The suggestion that (as Romney says of Obama) that I am capitulating, apologizing tiptoeing, coddling, or missing the point misses the point by an imperial mile. The coalition of Christian crackers, dissident Islam-hating ex-Muslims, and atheists now seems to be an established fact. –A bit like the one-issue coalition of anti-abortion fundamentalists and zygote-worshipping Catholics.

It is not an alliance that can last, because the hidden fractures will grow larger over time. It may seem counter-intuitive to say that liberty requires restraint. But that is what I’m saying. To insist on the right to blaspheme and insult, at this price, beggars the morality of the right. What calculus do we use to determine the value of any principle? The Constitution? The Constitution is not a calculus; it is a list of legal commandments based on political compromises–some of them theoretical, but many just practical. It is not a primer on ethical reasoning. Once it envisaged slavery, male only voting, and the prohibition of spirituous liquors. Its infallibility is for high school debaters, young Republicans and American Legion conventioneers to celebrate–not people with a good grasp of its history and interpretation.

There is nothing to be gained from giving the abusers of free speech and the perverters of freedom the right to shoot from a distance and then claim that they were just being good citizens. Every soldier killed in Iraq and Afghanistan sacrificed for a period of time his right to do as he pleased in order to do what he was told. In the interest of peace, there is a greater good, one that can only be pursued by using reason as a measure of action.

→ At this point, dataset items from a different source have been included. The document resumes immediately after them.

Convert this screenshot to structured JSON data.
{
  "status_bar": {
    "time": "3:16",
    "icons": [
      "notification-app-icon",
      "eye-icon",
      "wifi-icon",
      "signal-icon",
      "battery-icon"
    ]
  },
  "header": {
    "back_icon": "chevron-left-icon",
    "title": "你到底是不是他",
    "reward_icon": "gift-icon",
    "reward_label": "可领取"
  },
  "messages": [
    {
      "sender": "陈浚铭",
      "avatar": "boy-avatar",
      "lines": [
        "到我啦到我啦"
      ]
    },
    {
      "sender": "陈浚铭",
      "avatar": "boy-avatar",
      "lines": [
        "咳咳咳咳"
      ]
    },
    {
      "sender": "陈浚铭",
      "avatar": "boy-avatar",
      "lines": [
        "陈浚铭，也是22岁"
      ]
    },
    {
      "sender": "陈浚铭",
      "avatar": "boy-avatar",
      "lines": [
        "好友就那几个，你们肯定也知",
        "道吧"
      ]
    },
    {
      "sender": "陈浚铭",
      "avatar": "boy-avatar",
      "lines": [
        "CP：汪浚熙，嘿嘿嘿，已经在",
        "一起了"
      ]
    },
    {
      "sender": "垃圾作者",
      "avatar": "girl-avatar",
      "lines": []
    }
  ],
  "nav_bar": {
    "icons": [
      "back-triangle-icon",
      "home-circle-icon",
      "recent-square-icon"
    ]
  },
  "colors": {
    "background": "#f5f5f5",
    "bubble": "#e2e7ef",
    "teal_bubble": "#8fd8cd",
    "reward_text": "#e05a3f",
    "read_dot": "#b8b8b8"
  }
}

That has always been the real strength of the west, and what has largely guaranteed its political evolution. There’s nothing reasonable about tormenting a mentally-challenged woman just to show to others how stupid and preposterous she is. But for Myers, Coyne and MacDonald, there seems to be something reasonable–if the sacred writ of the Constitution is your guide–about throwing stones at the stone throwers to see how they will respond.

Far better, it seems to me, to seek out the real evil in our midst–the “occasions of sin”–and deal with them before they leave dead bodies on the ground for which, they can plausibly say, they are not responsible.